YAOUNDE, Nov. 24 (Xinhua) -- While meeting foreign envoys in Yaounde in January, Cameroon's President Paul Biya urged the international community to help his country fight against Nigeria-based Islamist group Boko Haram, arguing "a global threat needs a global response."
Boko Haram started its campaign of violence in 2009, trying to establish an Islamic state in Nigeria.
It has killed some 13,000 people and kidnapped hundreds, with neighboring Niger, Chad and Cameroon affected.
To these countries, Boko Haram remains a threat that has exacerbated poverty and made resources even more insufficient to satisfy the needs of their populations.
In southern Somalia, Islamist group Al-Shabaab still controls some rural areas, imposing security threats to the country seeking to rebound from decades of civil conflicts and neighbouring Kenya.
Despite relatively large budgetary allocations for the defense sector and ongoing operations against the militants, these countries do not have adequate equipment and well-trained soldiers to tackle the security challenge.

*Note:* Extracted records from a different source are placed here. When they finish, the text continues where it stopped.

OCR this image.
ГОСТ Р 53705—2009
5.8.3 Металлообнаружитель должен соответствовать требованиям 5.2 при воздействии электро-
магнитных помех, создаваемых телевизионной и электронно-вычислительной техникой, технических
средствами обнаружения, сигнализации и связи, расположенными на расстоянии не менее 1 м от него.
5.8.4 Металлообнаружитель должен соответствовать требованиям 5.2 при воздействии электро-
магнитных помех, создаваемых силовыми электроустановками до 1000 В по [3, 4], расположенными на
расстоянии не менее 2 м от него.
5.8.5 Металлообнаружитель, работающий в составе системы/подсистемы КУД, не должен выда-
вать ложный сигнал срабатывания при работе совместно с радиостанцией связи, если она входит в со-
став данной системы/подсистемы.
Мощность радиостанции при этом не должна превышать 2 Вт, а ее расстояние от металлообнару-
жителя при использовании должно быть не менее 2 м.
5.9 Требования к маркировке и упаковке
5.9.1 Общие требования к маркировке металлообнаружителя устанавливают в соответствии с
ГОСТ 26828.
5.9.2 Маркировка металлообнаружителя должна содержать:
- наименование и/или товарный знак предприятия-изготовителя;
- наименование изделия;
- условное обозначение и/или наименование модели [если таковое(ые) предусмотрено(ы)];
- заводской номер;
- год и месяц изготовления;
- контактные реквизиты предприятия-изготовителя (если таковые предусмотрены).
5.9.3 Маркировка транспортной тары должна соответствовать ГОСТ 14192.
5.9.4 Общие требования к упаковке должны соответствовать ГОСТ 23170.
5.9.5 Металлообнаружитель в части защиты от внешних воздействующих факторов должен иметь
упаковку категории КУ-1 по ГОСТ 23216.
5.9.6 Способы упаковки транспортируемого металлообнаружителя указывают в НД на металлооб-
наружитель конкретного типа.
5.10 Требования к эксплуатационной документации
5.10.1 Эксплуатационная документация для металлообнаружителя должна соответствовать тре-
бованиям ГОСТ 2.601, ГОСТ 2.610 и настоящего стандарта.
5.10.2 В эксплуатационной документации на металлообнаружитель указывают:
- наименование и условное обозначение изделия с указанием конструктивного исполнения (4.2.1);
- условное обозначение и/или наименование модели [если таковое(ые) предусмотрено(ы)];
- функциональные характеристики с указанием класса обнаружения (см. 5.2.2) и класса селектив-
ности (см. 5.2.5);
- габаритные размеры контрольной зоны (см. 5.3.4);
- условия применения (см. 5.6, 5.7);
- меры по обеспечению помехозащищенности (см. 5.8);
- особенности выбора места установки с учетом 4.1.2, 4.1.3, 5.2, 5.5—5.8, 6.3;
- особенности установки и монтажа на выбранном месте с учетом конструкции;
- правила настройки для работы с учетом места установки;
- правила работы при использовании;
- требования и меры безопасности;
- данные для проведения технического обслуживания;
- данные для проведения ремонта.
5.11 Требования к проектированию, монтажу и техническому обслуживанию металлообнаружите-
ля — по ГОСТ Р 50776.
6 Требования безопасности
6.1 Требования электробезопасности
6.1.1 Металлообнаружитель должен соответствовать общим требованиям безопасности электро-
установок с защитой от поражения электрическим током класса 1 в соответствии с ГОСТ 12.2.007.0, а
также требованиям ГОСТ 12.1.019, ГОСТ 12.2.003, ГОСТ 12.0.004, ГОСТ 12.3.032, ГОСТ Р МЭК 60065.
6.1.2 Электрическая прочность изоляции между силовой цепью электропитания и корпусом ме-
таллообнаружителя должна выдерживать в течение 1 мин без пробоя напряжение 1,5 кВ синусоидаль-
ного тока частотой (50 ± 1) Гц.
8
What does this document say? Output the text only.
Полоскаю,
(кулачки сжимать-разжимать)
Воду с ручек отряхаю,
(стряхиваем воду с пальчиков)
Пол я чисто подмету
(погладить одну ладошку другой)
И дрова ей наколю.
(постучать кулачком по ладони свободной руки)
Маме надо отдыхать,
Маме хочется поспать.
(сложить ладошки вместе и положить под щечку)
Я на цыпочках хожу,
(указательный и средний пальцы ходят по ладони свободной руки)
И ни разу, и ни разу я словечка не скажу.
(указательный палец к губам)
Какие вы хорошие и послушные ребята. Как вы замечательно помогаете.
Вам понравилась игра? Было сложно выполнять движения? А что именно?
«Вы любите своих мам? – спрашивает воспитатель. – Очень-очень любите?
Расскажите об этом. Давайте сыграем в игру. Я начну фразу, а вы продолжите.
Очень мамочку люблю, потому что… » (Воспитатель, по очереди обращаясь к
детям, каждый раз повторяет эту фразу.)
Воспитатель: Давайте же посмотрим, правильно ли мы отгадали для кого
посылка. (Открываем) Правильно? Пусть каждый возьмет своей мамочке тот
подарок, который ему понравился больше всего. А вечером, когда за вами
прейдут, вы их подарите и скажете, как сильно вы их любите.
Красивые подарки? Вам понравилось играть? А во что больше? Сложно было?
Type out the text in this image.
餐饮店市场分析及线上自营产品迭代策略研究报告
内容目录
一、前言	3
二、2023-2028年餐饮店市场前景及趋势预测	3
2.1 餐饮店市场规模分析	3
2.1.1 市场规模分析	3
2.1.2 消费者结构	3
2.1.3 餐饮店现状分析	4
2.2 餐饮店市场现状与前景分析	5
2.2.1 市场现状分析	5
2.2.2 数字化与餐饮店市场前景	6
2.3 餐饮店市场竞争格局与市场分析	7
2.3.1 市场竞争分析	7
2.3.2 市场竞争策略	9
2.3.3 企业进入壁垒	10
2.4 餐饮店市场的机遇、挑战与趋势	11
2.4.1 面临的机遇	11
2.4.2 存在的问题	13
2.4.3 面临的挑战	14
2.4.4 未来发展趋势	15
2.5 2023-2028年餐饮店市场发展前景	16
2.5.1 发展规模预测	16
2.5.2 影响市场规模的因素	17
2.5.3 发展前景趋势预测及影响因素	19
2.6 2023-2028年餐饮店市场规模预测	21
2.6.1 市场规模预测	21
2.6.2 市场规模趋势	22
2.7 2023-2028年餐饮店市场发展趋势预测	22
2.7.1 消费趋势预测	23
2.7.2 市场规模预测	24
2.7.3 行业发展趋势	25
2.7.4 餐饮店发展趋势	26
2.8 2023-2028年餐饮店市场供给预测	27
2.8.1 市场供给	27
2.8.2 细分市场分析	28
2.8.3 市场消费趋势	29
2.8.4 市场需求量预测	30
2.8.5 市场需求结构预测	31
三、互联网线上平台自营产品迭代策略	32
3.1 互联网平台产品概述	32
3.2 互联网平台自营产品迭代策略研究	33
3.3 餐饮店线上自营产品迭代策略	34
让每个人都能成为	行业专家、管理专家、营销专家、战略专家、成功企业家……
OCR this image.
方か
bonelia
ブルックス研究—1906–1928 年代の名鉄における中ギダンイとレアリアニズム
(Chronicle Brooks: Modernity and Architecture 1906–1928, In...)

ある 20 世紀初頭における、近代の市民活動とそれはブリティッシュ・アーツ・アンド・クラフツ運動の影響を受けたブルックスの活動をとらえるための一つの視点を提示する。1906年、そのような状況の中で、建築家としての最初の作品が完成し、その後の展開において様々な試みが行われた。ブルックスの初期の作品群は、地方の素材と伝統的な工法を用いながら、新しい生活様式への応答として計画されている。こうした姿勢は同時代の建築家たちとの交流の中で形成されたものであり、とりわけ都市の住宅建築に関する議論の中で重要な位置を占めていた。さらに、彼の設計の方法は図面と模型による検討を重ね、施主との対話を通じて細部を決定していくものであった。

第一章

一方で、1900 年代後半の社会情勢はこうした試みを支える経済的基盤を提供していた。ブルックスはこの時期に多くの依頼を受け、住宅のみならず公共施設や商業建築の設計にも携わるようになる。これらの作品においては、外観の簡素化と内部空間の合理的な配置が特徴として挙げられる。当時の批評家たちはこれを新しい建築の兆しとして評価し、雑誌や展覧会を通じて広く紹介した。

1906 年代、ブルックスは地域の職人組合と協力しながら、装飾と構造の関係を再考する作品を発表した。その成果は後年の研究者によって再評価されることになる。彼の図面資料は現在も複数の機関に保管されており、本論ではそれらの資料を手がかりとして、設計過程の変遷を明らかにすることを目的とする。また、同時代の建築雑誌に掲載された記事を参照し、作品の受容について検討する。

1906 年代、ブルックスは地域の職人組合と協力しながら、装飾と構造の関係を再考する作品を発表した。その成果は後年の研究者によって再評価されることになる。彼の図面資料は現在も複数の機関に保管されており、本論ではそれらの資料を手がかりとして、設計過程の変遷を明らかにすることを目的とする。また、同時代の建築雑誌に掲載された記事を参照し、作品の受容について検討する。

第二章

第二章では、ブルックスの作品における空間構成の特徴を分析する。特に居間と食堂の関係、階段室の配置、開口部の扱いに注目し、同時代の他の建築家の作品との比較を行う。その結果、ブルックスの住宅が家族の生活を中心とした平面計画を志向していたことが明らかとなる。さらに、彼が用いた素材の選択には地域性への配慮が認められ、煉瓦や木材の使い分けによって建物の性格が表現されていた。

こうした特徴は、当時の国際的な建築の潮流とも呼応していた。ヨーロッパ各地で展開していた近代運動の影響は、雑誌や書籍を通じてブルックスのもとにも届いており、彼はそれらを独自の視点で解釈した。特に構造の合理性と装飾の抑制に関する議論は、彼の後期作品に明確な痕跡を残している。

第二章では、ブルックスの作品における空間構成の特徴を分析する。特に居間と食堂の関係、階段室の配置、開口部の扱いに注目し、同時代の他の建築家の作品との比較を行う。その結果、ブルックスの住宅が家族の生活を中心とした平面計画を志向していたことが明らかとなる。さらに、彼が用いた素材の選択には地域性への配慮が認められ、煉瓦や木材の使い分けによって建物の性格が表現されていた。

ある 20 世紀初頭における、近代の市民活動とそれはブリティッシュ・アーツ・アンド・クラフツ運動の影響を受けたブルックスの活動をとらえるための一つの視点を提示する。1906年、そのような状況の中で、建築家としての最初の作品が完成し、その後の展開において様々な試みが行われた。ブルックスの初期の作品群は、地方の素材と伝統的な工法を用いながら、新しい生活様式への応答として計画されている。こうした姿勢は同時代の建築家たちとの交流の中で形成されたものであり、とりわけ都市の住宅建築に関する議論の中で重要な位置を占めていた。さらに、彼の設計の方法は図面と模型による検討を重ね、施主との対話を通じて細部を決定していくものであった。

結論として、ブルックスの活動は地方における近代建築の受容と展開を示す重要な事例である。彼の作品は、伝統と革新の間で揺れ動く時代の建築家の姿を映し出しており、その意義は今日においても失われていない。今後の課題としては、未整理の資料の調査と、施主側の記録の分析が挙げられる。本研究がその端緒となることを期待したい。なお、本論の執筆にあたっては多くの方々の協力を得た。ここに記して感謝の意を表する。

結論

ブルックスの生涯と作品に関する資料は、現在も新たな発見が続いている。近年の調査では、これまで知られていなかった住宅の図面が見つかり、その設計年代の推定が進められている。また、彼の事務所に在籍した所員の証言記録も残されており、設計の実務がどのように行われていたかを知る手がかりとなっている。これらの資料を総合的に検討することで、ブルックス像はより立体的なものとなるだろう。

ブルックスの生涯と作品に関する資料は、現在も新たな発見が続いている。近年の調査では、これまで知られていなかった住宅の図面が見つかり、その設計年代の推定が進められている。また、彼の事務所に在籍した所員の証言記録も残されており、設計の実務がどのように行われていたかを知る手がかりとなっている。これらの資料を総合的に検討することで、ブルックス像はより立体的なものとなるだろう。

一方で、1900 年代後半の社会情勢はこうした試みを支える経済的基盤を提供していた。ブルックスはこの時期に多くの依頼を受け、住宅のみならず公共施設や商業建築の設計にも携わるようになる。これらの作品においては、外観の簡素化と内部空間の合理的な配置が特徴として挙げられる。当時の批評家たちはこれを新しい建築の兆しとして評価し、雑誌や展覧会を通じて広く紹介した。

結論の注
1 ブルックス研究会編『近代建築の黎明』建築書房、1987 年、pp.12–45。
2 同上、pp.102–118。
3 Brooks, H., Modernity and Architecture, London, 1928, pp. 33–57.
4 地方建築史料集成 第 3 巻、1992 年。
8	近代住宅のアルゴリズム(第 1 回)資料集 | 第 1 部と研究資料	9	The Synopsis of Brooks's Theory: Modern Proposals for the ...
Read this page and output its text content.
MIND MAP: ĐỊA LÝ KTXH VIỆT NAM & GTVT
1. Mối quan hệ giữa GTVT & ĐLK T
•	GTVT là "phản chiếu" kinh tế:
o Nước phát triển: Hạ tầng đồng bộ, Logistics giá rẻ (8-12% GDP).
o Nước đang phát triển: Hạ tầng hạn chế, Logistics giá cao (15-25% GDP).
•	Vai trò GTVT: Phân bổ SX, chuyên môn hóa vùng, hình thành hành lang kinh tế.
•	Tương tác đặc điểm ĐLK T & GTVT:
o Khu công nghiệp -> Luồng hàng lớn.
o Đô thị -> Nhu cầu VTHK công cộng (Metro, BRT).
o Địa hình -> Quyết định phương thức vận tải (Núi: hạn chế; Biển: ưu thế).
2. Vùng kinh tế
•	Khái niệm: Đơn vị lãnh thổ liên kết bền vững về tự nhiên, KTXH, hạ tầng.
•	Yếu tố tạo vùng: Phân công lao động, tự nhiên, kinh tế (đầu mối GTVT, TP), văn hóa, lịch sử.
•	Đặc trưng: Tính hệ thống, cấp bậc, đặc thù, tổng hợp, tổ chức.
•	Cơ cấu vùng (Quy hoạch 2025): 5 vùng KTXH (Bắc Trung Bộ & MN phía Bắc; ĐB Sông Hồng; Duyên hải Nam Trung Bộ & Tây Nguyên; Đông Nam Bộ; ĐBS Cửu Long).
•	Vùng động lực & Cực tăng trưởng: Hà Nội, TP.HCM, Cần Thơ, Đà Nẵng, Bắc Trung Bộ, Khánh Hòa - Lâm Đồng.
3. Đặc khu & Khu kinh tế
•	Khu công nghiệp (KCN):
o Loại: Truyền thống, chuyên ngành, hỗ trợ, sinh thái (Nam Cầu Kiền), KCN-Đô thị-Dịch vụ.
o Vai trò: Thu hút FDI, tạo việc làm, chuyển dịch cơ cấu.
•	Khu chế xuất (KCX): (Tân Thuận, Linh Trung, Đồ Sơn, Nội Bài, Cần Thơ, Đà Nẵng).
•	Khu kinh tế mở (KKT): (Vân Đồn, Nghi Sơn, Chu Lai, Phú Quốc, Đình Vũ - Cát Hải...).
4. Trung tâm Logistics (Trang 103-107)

Last Friday, gunmen attacked a hotel in Mali's capital Bamako, killing at least 21 people. Islamist group al-Murabitoun claimed responsibility.
These African countries facing terror threats need support from the international community, including technological aid and intelligence sharing with the major powers, a source from the Cameroonian intelligence agency told Xinhua.
The West has been accused of being responsible for the expansion of terrorism in the world, emerging from the Middle East particularly, through sale of weapons to groups previously considered as "rebels". And now they are responsible for picking up the pieces.
Different from the West, China has been supporting African countries' development under its policy of non-interference in the internal affairs -- seen by them as a key partner.
Besides aid in improving their infrastructure and close economic ties, China has recently made pledges concerning Africa's peacekeeping efforts.
At a UN summit in September, Chinese President Xi Jinping announced would provide military aid worth 100 million U.S. dollars to the African Union (AU) for the setting up of the African Standby Force, Africa's peacekeeping troops.
He also said China would contribute 8,000 troops for a UN peacekeeping standby force.
China's support is expected to help Africa in its fight against terrorism, including the militant groups that are causing havoc in parts of the continent.